WASHINGTON (CN) — A federal judge on Monday ordered the Trump administration to revive a policy authorizing immigration judges to appoint legal counsel for immigrants deemed unable to represent themselves, finding the Justice Department’s sudden cancellation of the policy was unlawful.
U.S. District Judge Amir Ali ruled that Executive Office for Immigration Review Acting Director Sirce Owen’s decision to rescind the National Qualified Representative Program was arbitrary and capricious under the Administrative Procedure Act and taken without any consideration of its consequences.
“Defendants have not offered a persuasive reason why the acting director was free from the APA’s proscription of arbitrary and capricious decision,” the Joe Biden appointee wrote. “Accordingly, and given the irreparable harm caused when people found mentally incompetent are stripped of their representation and the threat to the public interest when immigration courts are denied any mechanism to appoint representation, the court finds plaintiffs are entitled to preliminary relief.”
Created in 2013, the National Qualified Representative Program connects migrants without documents with attorneys — referred to as qualified representatives — during their removal or bond proceedings before an immigration judge.
The program operates nationwide, except in Arizona, California and Washington, where a settlement in the 2013 case Franco-Gonzalez v. Holder requires the government to provide legal representation to noncitizens deemed mentally incompetent in those states.
In the other 47 states, the government had contracted with the Acacia Center for Justice — which then subcontracted with the plaintiff groups like American Gateways, the Amica Center for Immigrant Rights, the Galveston-Houston Immigrant Representation Project and more — to provide attorneys for appointment.
However, Ali noted that the injunction must be tailored — an effort to avoid the Supreme Court’s recent prohibition of universal injunctions in Casa v. Trump ; thus, his decision only vacates the decision to rescind the program and does not require the government to “forever carry out the program through identical means.”
While the government must reinstate the policy and authorize the appointment of counsel for detained immigrants at their bond and removal hearings, Ali wrote that the government can choose how to carry out the policy.
Evan Benz, senior attorney at the Amica Center for Immigrant Rights, said in an emailed statement that Ali’s decision confirms the “common-sense notion” that the government must act reasonably, particularly when its actions affect fundamental rights.
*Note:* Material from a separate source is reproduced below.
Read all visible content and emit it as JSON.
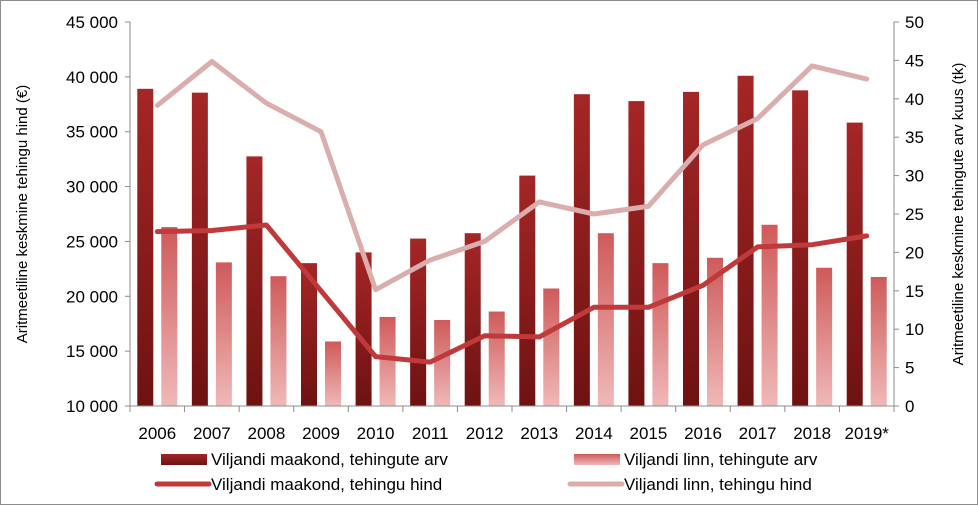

“In this case, the government decided to stop providing lawyers to some of the most vulnerable people in our immigration system — those with severe mental and cognitive disabilities who are detained in ICE custody — for no other reason than ‘convenience,’” Benz said. “As the judge recognized, that is simply not acceptable.”
At a court hearing in June, Ivano Ventresca of Zuckerman Spaeder, representing the immigrant rights groups, argued that since the program’s termination, immigration judges had been unable to appoint any attorneys.
In one example, the Rocky Mountain Immigrant Advocacy Network said an immigration judge, who was apparently unaware of the program’s termination, ordered the appointment of counsel on April 29, only for no such representative to appear for that person.
Ventresca explained that before 2013, the government would not provide attorneys for detained migrants, and the sudden return to that policy has left attorneys actively engaged in court proceedings with an “untenable choice.” They must withdraw from their representation and see if immigration judges will allow them to, he said, or continue representing the migrants without payment.
Following the hearing, Ali ordered the government to provide a status report explaining whether migrants were receiving any legal representation since the program’s termination on April 25.
In a declaration filed June 4, Owen, the acting director, said she began reviewing the qualified representative policy in January before announcing in April that the program was “no longer in effect” nationwide, except in Arizona, California and Washington under the Franco decision.
In their response, the advocacy groups said Owen’s declaration confirmed that immigrants detained in the remaining 47 states were being denied the safeguards necessary to “ensure due process and fundamental fairness” and further suggested immigration judges would have been largely unable to conduct competency hearings outside the Franco states.
As part of his order, Ali ordered the government to provide notice of his order to all relevant agencies and immigration judges within 48 hours and file a status report by July 28 regarding its compliance.
Keren Zwick, director of litigation at the National Immigrant Justice Center, lauded Ali’s decision in an emailed statement Monday.
“We are relieved to see that the judge held that the government cannot strip this population of their right to a fair hearing without reasoning, justification, or any other plan in place to make sure these hearings are fair,” Zwick said.